Il suo giudice preferito?
«Fedez. Siamo tutti e due ossessionati dal nostro lavoro. Era lui il mio avversario vero, perché abbiamo lo stesso modo di ragionare. Di Elio ho grandissima stima e con Mika sembrava di gareggiare con il Principe Azzurro di Walt Disney, così bello e pieno di charme. Rifarei X Factor solo con questo team di giudici».
Intanto è tornata a fare la modella.
«All’Università ho fatto la modella, prima ancora di diventare cantante. E sono contenta che me l’abbiano proposto anche ora, perché non sono una quattordicenne anoressica ma una donna di 48 anni, e perché la campagna non punta sulla bellezza fine a se stessa ma sul manifestare le diverse emozioni. Ho accettato perché mi piace l’idea di comunicare che anche io, come tutti, ho tante parti di me. Prima di X Factor la gente mi immaginava altissima e aggressiva, ma non sono né l’una né l’altra cosa».
Molte modelle dicono che il loro è un lavoro noiosissimo.
«Se è l’unica cosa che fai, certo che lo è. Anche io impazzirei. Ma siccome io ogni giorno faccio cose molto diverse non arrivo ad annoiarmi di nessuna e riesco ancora a pensare che sia un lavoro veramente divertente: è un mondo pieno di glamour, trucco e parrucco ti fanno bellissima. A me piace questa cosa perché tante persone pensano che io sia veramente brutta. È il mio modo di far vedere che sono anche figa».
Ma può una femminista come lei fare la modella?
«Ultimamente ci sono delle campagne davvero interessanti: penso a quella di Marina Rinaldi con la Arquette, una donna vera, che si batte per le altre donne come ha dimostrato con il suo bellissimo discorso la notte degli Oscar. Se fai vedere sempre un unico modello di femminilità, questo insulta le altre, ma se introduci nella moda le differenze, la cosa si fa interessante perché dimostra alle ragazzine che non c’è un solo modo di essere. Quando ero teenager io le modelle erano bianche, bionde e alte un metro e ottanta, solo Iman si distingueva. Ora le cose stanno cambiando».

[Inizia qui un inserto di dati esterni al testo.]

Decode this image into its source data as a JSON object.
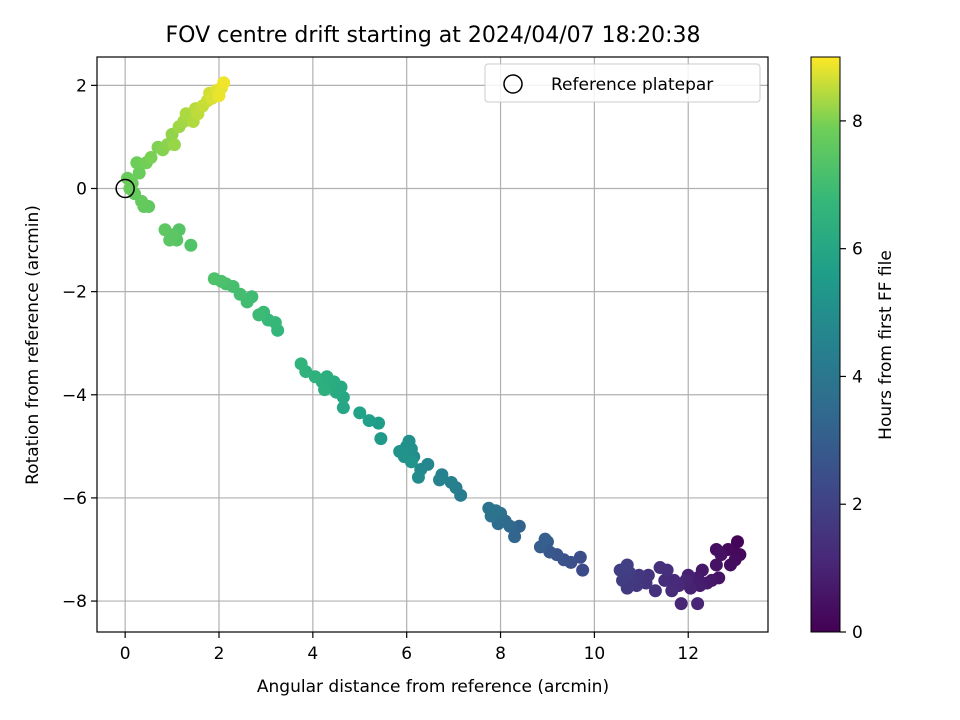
{
  "chart_data": {
    "type": "scatter",
    "title": "FOV centre drift starting at 2024/04/07 18:20:38",
    "xlabel": "Angular distance from reference (arcmin)",
    "ylabel": "Rotation from reference (arcmin)",
    "xlim": [
      -0.6,
      13.7
    ],
    "ylim": [
      -8.6,
      2.55
    ],
    "xticks": [
      0,
      2,
      4,
      6,
      8,
      10,
      12
    ],
    "yticks": [
      -8,
      -6,
      -4,
      -2,
      0,
      2
    ],
    "grid": true,
    "legend": {
      "position": "top-right",
      "entries": [
        "Reference platepar"
      ]
    },
    "reference_point": {
      "x": 0,
      "y": 0
    },
    "colorbar": {
      "label": "Hours from first FF file",
      "range": [
        0,
        9
      ],
      "ticks": [
        0,
        2,
        4,
        6,
        8
      ],
      "colormap": "viridis"
    },
    "points": [
      {
        "x": 13.05,
        "y": -6.85,
        "t": 0.1
      },
      {
        "x": 12.95,
        "y": -7.0,
        "t": 0.15
      },
      {
        "x": 13.1,
        "y": -7.1,
        "t": 0.2
      },
      {
        "x": 12.85,
        "y": -7.0,
        "t": 0.25
      },
      {
        "x": 13.0,
        "y": -7.2,
        "t": 0.3
      },
      {
        "x": 12.9,
        "y": -7.3,
        "t": 0.35
      },
      {
        "x": 12.6,
        "y": -7.0,
        "t": 0.4
      },
      {
        "x": 12.7,
        "y": -7.1,
        "t": 0.45
      },
      {
        "x": 12.6,
        "y": -7.3,
        "t": 0.5
      },
      {
        "x": 12.65,
        "y": -7.55,
        "t": 0.55
      },
      {
        "x": 12.5,
        "y": -7.6,
        "t": 0.6
      },
      {
        "x": 12.3,
        "y": -7.4,
        "t": 0.65
      },
      {
        "x": 12.4,
        "y": -7.65,
        "t": 0.7
      },
      {
        "x": 12.2,
        "y": -7.55,
        "t": 0.75
      },
      {
        "x": 12.25,
        "y": -7.7,
        "t": 0.8
      },
      {
        "x": 12.1,
        "y": -7.6,
        "t": 0.85
      },
      {
        "x": 12.0,
        "y": -7.5,
        "t": 0.9
      },
      {
        "x": 12.05,
        "y": -7.75,
        "t": 0.95
      },
      {
        "x": 11.95,
        "y": -7.6,
        "t": 1.0
      },
      {
        "x": 12.2,
        "y": -8.05,
        "t": 1.05
      },
      {
        "x": 11.85,
        "y": -8.05,
        "t": 1.1
      },
      {
        "x": 11.8,
        "y": -7.7,
        "t": 1.15
      },
      {
        "x": 11.7,
        "y": -7.6,
        "t": 1.2
      },
      {
        "x": 11.65,
        "y": -7.8,
        "t": 1.25
      },
      {
        "x": 11.5,
        "y": -7.6,
        "t": 1.3
      },
      {
        "x": 11.55,
        "y": -7.4,
        "t": 1.35
      },
      {
        "x": 11.4,
        "y": -7.35,
        "t": 1.4
      },
      {
        "x": 11.3,
        "y": -7.8,
        "t": 1.45
      },
      {
        "x": 11.15,
        "y": -7.5,
        "t": 1.5
      },
      {
        "x": 11.1,
        "y": -7.65,
        "t": 1.55
      },
      {
        "x": 10.95,
        "y": -7.5,
        "t": 1.6
      },
      {
        "x": 10.9,
        "y": -7.7,
        "t": 1.65
      },
      {
        "x": 10.8,
        "y": -7.6,
        "t": 1.7
      },
      {
        "x": 10.7,
        "y": -7.75,
        "t": 1.75
      },
      {
        "x": 10.6,
        "y": -7.6,
        "t": 1.8
      },
      {
        "x": 10.75,
        "y": -7.45,
        "t": 1.85
      },
      {
        "x": 10.55,
        "y": -7.4,
        "t": 1.9
      },
      {
        "x": 10.7,
        "y": -7.3,
        "t": 1.95
      },
      {
        "x": 9.75,
        "y": -7.4,
        "t": 2.3
      },
      {
        "x": 9.7,
        "y": -7.15,
        "t": 2.4
      },
      {
        "x": 9.5,
        "y": -7.25,
        "t": 2.5
      },
      {
        "x": 9.35,
        "y": -7.2,
        "t": 2.6
      },
      {
        "x": 9.2,
        "y": -7.1,
        "t": 2.7
      },
      {
        "x": 9.05,
        "y": -7.05,
        "t": 2.8
      },
      {
        "x": 9.0,
        "y": -6.85,
        "t": 2.9
      },
      {
        "x": 8.85,
        "y": -6.95,
        "t": 3.0
      },
      {
        "x": 8.95,
        "y": -6.8,
        "t": 3.05
      },
      {
        "x": 8.4,
        "y": -6.55,
        "t": 3.2
      },
      {
        "x": 8.3,
        "y": -6.75,
        "t": 3.3
      },
      {
        "x": 8.2,
        "y": -6.55,
        "t": 3.4
      },
      {
        "x": 8.1,
        "y": -6.45,
        "t": 3.5
      },
      {
        "x": 7.95,
        "y": -6.5,
        "t": 3.6
      },
      {
        "x": 8.0,
        "y": -6.3,
        "t": 3.7
      },
      {
        "x": 7.8,
        "y": -6.35,
        "t": 3.8
      },
      {
        "x": 7.9,
        "y": -6.25,
        "t": 3.85
      },
      {
        "x": 7.75,
        "y": -6.2,
        "t": 3.9
      },
      {
        "x": 7.15,
        "y": -5.95,
        "t": 4.2
      },
      {
        "x": 7.05,
        "y": -5.8,
        "t": 4.3
      },
      {
        "x": 6.95,
        "y": -5.7,
        "t": 4.4
      },
      {
        "x": 6.75,
        "y": -5.55,
        "t": 4.5
      },
      {
        "x": 6.7,
        "y": -5.65,
        "t": 4.55
      },
      {
        "x": 6.45,
        "y": -5.35,
        "t": 4.7
      },
      {
        "x": 6.3,
        "y": -5.45,
        "t": 4.8
      },
      {
        "x": 6.25,
        "y": -5.6,
        "t": 4.85
      },
      {
        "x": 6.15,
        "y": -5.2,
        "t": 4.9
      },
      {
        "x": 6.1,
        "y": -5.05,
        "t": 5.0
      },
      {
        "x": 6.05,
        "y": -4.9,
        "t": 5.05
      },
      {
        "x": 6.0,
        "y": -5.0,
        "t": 5.1
      },
      {
        "x": 5.95,
        "y": -5.2,
        "t": 5.15
      },
      {
        "x": 5.85,
        "y": -5.1,
        "t": 5.2
      },
      {
        "x": 6.1,
        "y": -5.3,
        "t": 5.25
      },
      {
        "x": 5.45,
        "y": -4.85,
        "t": 5.5
      },
      {
        "x": 5.4,
        "y": -4.55,
        "t": 5.6
      },
      {
        "x": 5.2,
        "y": -4.5,
        "t": 5.7
      },
      {
        "x": 5.0,
        "y": -4.35,
        "t": 5.8
      },
      {
        "x": 4.65,
        "y": -4.25,
        "t": 6.0
      },
      {
        "x": 4.65,
        "y": -4.05,
        "t": 6.05
      },
      {
        "x": 4.6,
        "y": -3.85,
        "t": 6.1
      },
      {
        "x": 4.5,
        "y": -3.95,
        "t": 6.15
      },
      {
        "x": 4.45,
        "y": -3.75,
        "t": 6.2
      },
      {
        "x": 4.35,
        "y": -3.85,
        "t": 6.25
      },
      {
        "x": 4.3,
        "y": -3.65,
        "t": 6.3
      },
      {
        "x": 4.2,
        "y": -3.75,
        "t": 6.35
      },
      {
        "x": 4.25,
        "y": -3.9,
        "t": 6.4
      },
      {
        "x": 4.05,
        "y": -3.65,
        "t": 6.45
      },
      {
        "x": 3.85,
        "y": -3.55,
        "t": 6.5
      },
      {
        "x": 3.75,
        "y": -3.4,
        "t": 6.55
      },
      {
        "x": 3.25,
        "y": -2.75,
        "t": 6.7
      },
      {
        "x": 3.2,
        "y": -2.6,
        "t": 6.75
      },
      {
        "x": 3.05,
        "y": -2.55,
        "t": 6.8
      },
      {
        "x": 2.95,
        "y": -2.4,
        "t": 6.85
      },
      {
        "x": 2.85,
        "y": -2.45,
        "t": 6.9
      },
      {
        "x": 2.7,
        "y": -2.1,
        "t": 6.95
      },
      {
        "x": 2.6,
        "y": -2.2,
        "t": 7.0
      },
      {
        "x": 2.45,
        "y": -2.05,
        "t": 7.05
      },
      {
        "x": 2.3,
        "y": -1.9,
        "t": 7.1
      },
      {
        "x": 2.15,
        "y": -1.85,
        "t": 7.15
      },
      {
        "x": 2.05,
        "y": -1.8,
        "t": 7.2
      },
      {
        "x": 1.9,
        "y": -1.75,
        "t": 7.25
      },
      {
        "x": 1.4,
        "y": -1.1,
        "t": 7.35
      },
      {
        "x": 1.15,
        "y": -0.8,
        "t": 7.4
      },
      {
        "x": 1.1,
        "y": -1.0,
        "t": 7.45
      },
      {
        "x": 1.0,
        "y": -0.9,
        "t": 7.5
      },
      {
        "x": 0.95,
        "y": -1.0,
        "t": 7.5
      },
      {
        "x": 0.85,
        "y": -0.8,
        "t": 7.55
      },
      {
        "x": 0.5,
        "y": -0.35,
        "t": 7.6
      },
      {
        "x": 0.4,
        "y": -0.35,
        "t": 7.65
      },
      {
        "x": 0.35,
        "y": -0.25,
        "t": 7.7
      },
      {
        "x": 0.2,
        "y": -0.1,
        "t": 7.7
      },
      {
        "x": 0.1,
        "y": 0.0,
        "t": 7.75
      },
      {
        "x": 0.05,
        "y": 0.2,
        "t": 7.75
      },
      {
        "x": 0.15,
        "y": 0.1,
        "t": 7.8
      },
      {
        "x": 0.3,
        "y": 0.3,
        "t": 7.8
      },
      {
        "x": 0.25,
        "y": 0.5,
        "t": 7.85
      },
      {
        "x": 0.45,
        "y": 0.5,
        "t": 7.9
      },
      {
        "x": 0.55,
        "y": 0.6,
        "t": 7.95
      },
      {
        "x": 0.7,
        "y": 0.8,
        "t": 8.0
      },
      {
        "x": 0.8,
        "y": 0.75,
        "t": 8.05
      },
      {
        "x": 0.9,
        "y": 0.85,
        "t": 8.1
      },
      {
        "x": 1.0,
        "y": 1.05,
        "t": 8.15
      },
      {
        "x": 1.05,
        "y": 0.85,
        "t": 8.2
      },
      {
        "x": 1.15,
        "y": 1.2,
        "t": 8.25
      },
      {
        "x": 1.25,
        "y": 1.3,
        "t": 8.3
      },
      {
        "x": 1.3,
        "y": 1.45,
        "t": 8.35
      },
      {
        "x": 1.45,
        "y": 1.3,
        "t": 8.4
      },
      {
        "x": 1.5,
        "y": 1.55,
        "t": 8.45
      },
      {
        "x": 1.55,
        "y": 1.45,
        "t": 8.5
      },
      {
        "x": 1.65,
        "y": 1.6,
        "t": 8.55
      },
      {
        "x": 1.75,
        "y": 1.7,
        "t": 8.6
      },
      {
        "x": 1.8,
        "y": 1.85,
        "t": 8.65
      },
      {
        "x": 1.85,
        "y": 1.75,
        "t": 8.7
      },
      {
        "x": 1.95,
        "y": 1.9,
        "t": 8.75
      },
      {
        "x": 2.05,
        "y": 1.95,
        "t": 8.8
      },
      {
        "x": 2.0,
        "y": 1.8,
        "t": 8.85
      },
      {
        "x": 2.1,
        "y": 2.05,
        "t": 8.9
      }
    ]
  }
}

Anche sul fronte età: come i suoi non credibili 48 anni.
«Sì quasi 49 e l’anno prossimo sono 50. È la prima volta che lo dico a voce alta. E non mi spiego come sia possibile. Io penso di essere in forma e soprattutto felice nella mia pelle. Se tutti riconoscessero che è questo ciò che conta e non l’età anagrafica, anche questa sarebbe una bella rivoluzione per l’immagine della donna».
Si è sempre piaciuta?
«Sono stata molto insicura fino al giorno in cui mi sono rasata i capelli. Quando l’ho fatto, più di vent’anni fa, mi sono guardata allo specchio e ho trovato me stessa».
Non le mancano mai i suoi capelli?
«Quando mi mancano li lascio crescere, ma dura poco: in un paio d’anni mi stufo. E credo di aver capito che quando me li faccio crescere e perché sono un po’ triste. Quindi per sapere come sto basta guardarmi la testa: se sono rasata allora vuol dire che tutto va alla grande».